Breka, temiendo por la vida de su señor, buceó también, tratando de ver hasta dónde le había arrastrado el ce­táceo, pero no consiguió distinguir su silueta, perdida entre las aguas ver­dosas del fondo.
Por fin Beowulf salió otra vez a la superficie. Tenía el rostro enrojeci­do por el esfuerzo, pero sonreía triun­fante.
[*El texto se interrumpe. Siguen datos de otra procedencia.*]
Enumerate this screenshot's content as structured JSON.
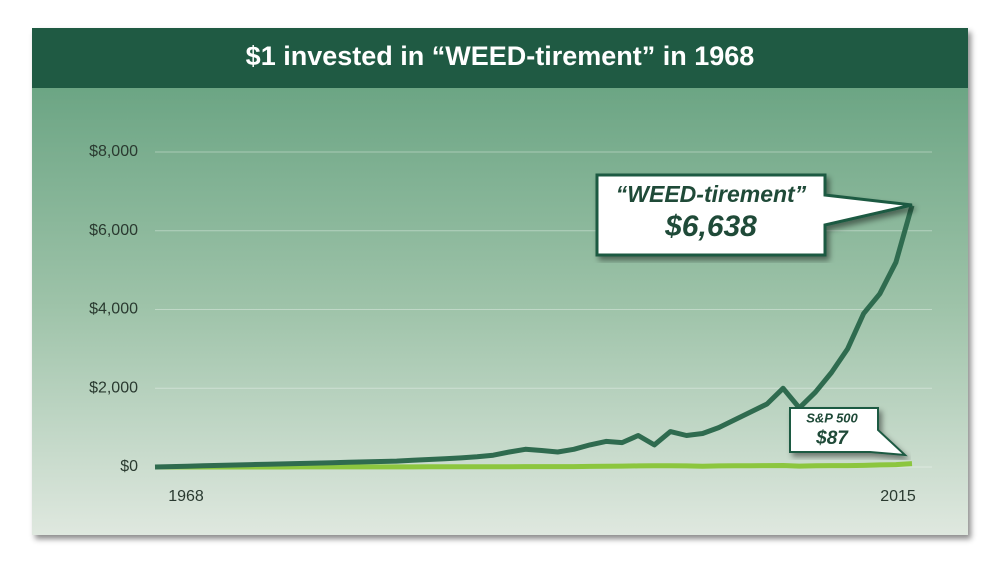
{
  "chart_data": {
    "type": "line",
    "title": "$1 invested in “WEED-tirement” in 1968",
    "x": [
      1968,
      1969,
      1970,
      1971,
      1972,
      1973,
      1974,
      1975,
      1976,
      1977,
      1978,
      1979,
      1980,
      1981,
      1982,
      1983,
      1984,
      1985,
      1986,
      1987,
      1988,
      1989,
      1990,
      1991,
      1992,
      1993,
      1994,
      1995,
      1996,
      1997,
      1998,
      1999,
      2000,
      2001,
      2002,
      2003,
      2004,
      2005,
      2006,
      2007,
      2008,
      2009,
      2010,
      2011,
      2012,
      2013,
      2014,
      2015
    ],
    "xlim": [
      1968,
      2015
    ],
    "xticks": [
      1968,
      2015
    ],
    "ylim": [
      0,
      8000
    ],
    "yticks": [
      {
        "value": 0,
        "label": "$0"
      },
      {
        "value": 2000,
        "label": "$2,000"
      },
      {
        "value": 4000,
        "label": "$4,000"
      },
      {
        "value": 6000,
        "label": "$6,000"
      },
      {
        "value": 8000,
        "label": "$8,000"
      }
    ],
    "grid": true,
    "series": [
      {
        "name": "“WEED-tirement”",
        "color": "#2f6b4f",
        "end_label": "$6,638",
        "values": [
          1,
          10,
          20,
          30,
          40,
          50,
          60,
          70,
          80,
          90,
          100,
          110,
          120,
          130,
          140,
          150,
          170,
          190,
          210,
          230,
          260,
          300,
          380,
          450,
          420,
          380,
          450,
          560,
          650,
          620,
          800,
          560,
          900,
          800,
          850,
          1000,
          1200,
          1400,
          1600,
          2000,
          1500,
          1900,
          2400,
          3000,
          3900,
          4400,
          5200,
          6638
        ]
      },
      {
        "name": "S&P 500",
        "color": "#8cc63f",
        "end_label": "$87",
        "values": [
          1,
          1,
          1,
          1,
          1,
          1,
          1,
          1,
          1,
          2,
          2,
          2,
          2,
          2,
          3,
          3,
          3,
          4,
          5,
          5,
          6,
          7,
          7,
          9,
          10,
          10,
          10,
          14,
          17,
          22,
          28,
          34,
          31,
          27,
          21,
          27,
          30,
          31,
          36,
          38,
          24,
          30,
          35,
          35,
          41,
          54,
          61,
          87
        ]
      }
    ]
  }
}
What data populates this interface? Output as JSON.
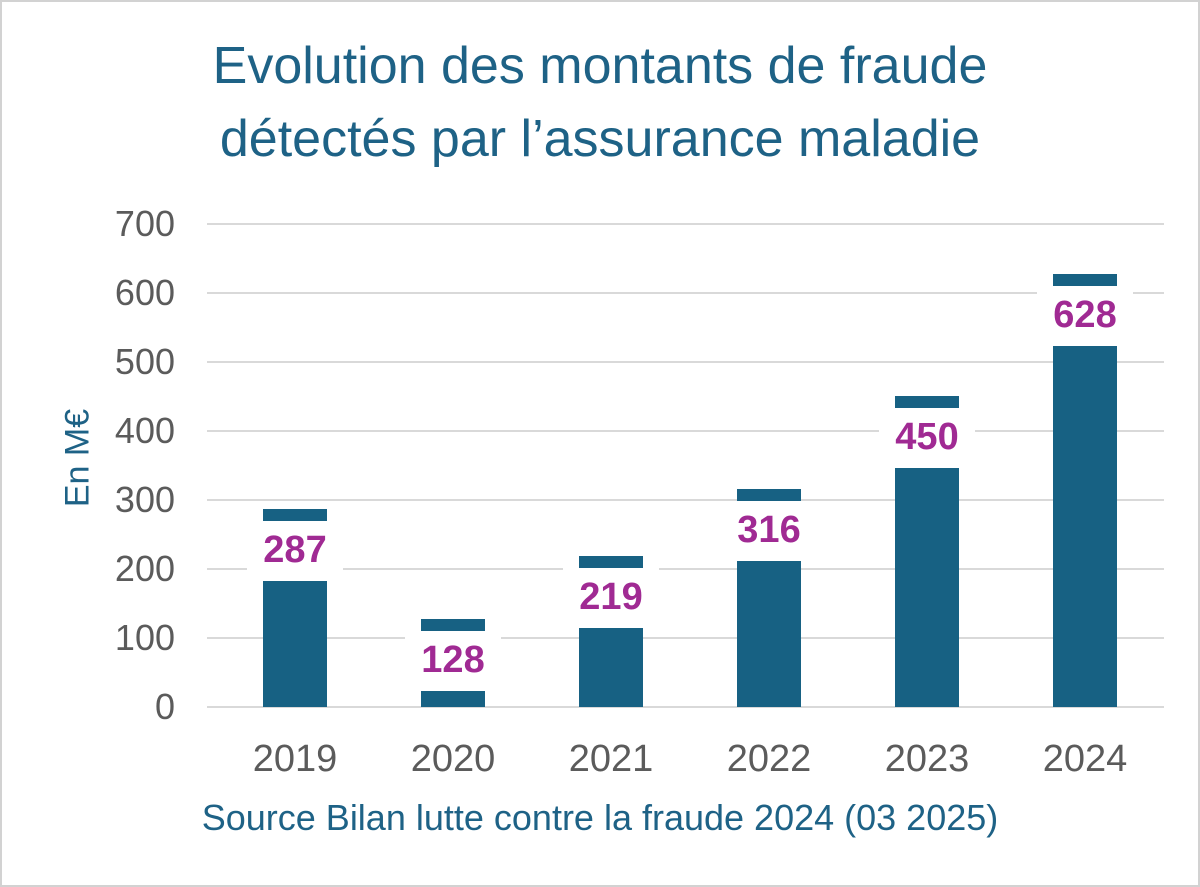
{
  "chart_data": {
    "type": "bar",
    "title": "Evolution des montants de fraude détectés par l’assurance maladie",
    "title_lines": [
      "Evolution des montants de fraude",
      "détectés par l’assurance maladie"
    ],
    "categories": [
      "2019",
      "2020",
      "2021",
      "2022",
      "2023",
      "2024"
    ],
    "values": [
      287,
      128,
      219,
      316,
      450,
      628
    ],
    "ylabel": "En M€",
    "xlabel": "",
    "ylim": [
      0,
      700
    ],
    "yticks": [
      0,
      100,
      200,
      300,
      400,
      500,
      600,
      700
    ],
    "grid": true,
    "legend": "none",
    "source": "Source Bilan lutte contre la fraude 2024 (03 2025)",
    "colors": {
      "bar": "#176183",
      "value_label": "#A02A93",
      "title_text": "#1E6286",
      "axis_text": "#5B5B5B",
      "gridline": "#D9D9D9",
      "source_text": "#1E6286",
      "background": "#FFFFFF"
    }
  }
}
El delfín estaba medio asfixia­do entre sus poderosos brazos.
Beowulf nadaba a tal velocidad que había adelantado a su compañe­ro en muchos cuerpos, y, no querien­do humillarle en exceso, nadaba en zig­zag alrededor de él; de lo contrario le habría precedido en varios minutos al llegar a la meta.
De pronto, el príncipe volvió a su­mergirse, y salió de nuevo al cabo de poco tiempo llevando un enorme pez espada, que también había captu­rado con la tenaza de sus brazos ro­bustos. Cuando lo tuvo medio asfixia­do, lo soltó también.
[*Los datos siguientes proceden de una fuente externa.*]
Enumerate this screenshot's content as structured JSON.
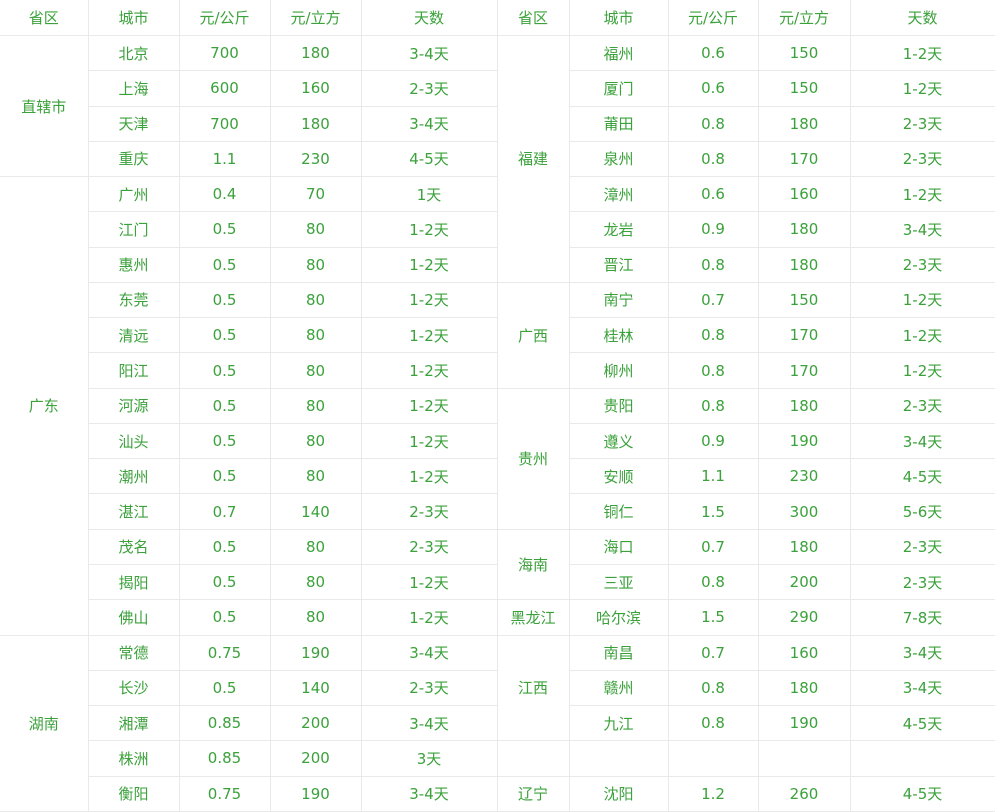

Breka sentía cada vez más admi­ración por su señor, y al mismo tiem­po un poco de envidia y despecho por la derrota.
De pronto, Beowulf desapareció nuevamente bajo las aguas. Pero esta vez su fiel guerrero que le seguía notó que tardaba demasiado en salir. Y Breka decidió bucear él también. Estaba junto a la punta de tierra que se habían asignado como meta de ida, y exploraba las oquedades de la roca con la vista, para ver si podía distinguir a su señor, cuando quedó aterrado ante el espectáculo que se ofreció a sus ojos: Beowulf había que­dado prisionero entre los tentáculos de un enorme pulpo y luchaba vigo­rosamente por desasirse. Breka, que aún se encontraba a cierta distancia, sentía no haber traído consigo ni cu­chillo ni espada para defender a su compañero de armas. Y nadó con to­das sus fuerzas hacia el lugar donde el otro se encontraba luchando. Ya estaba muy cerca de él, cuando Beo­wulf, en un supremo y prodigioso es­fuerzo, se desprendió del mortal abra­zo del pulpo. Entonces le arrancó uno tras otro todos sus tentáculos y lo inutilizó por completo.
El monstruo, que desprendía un río de sangre negra, fue a perderse en los abismos.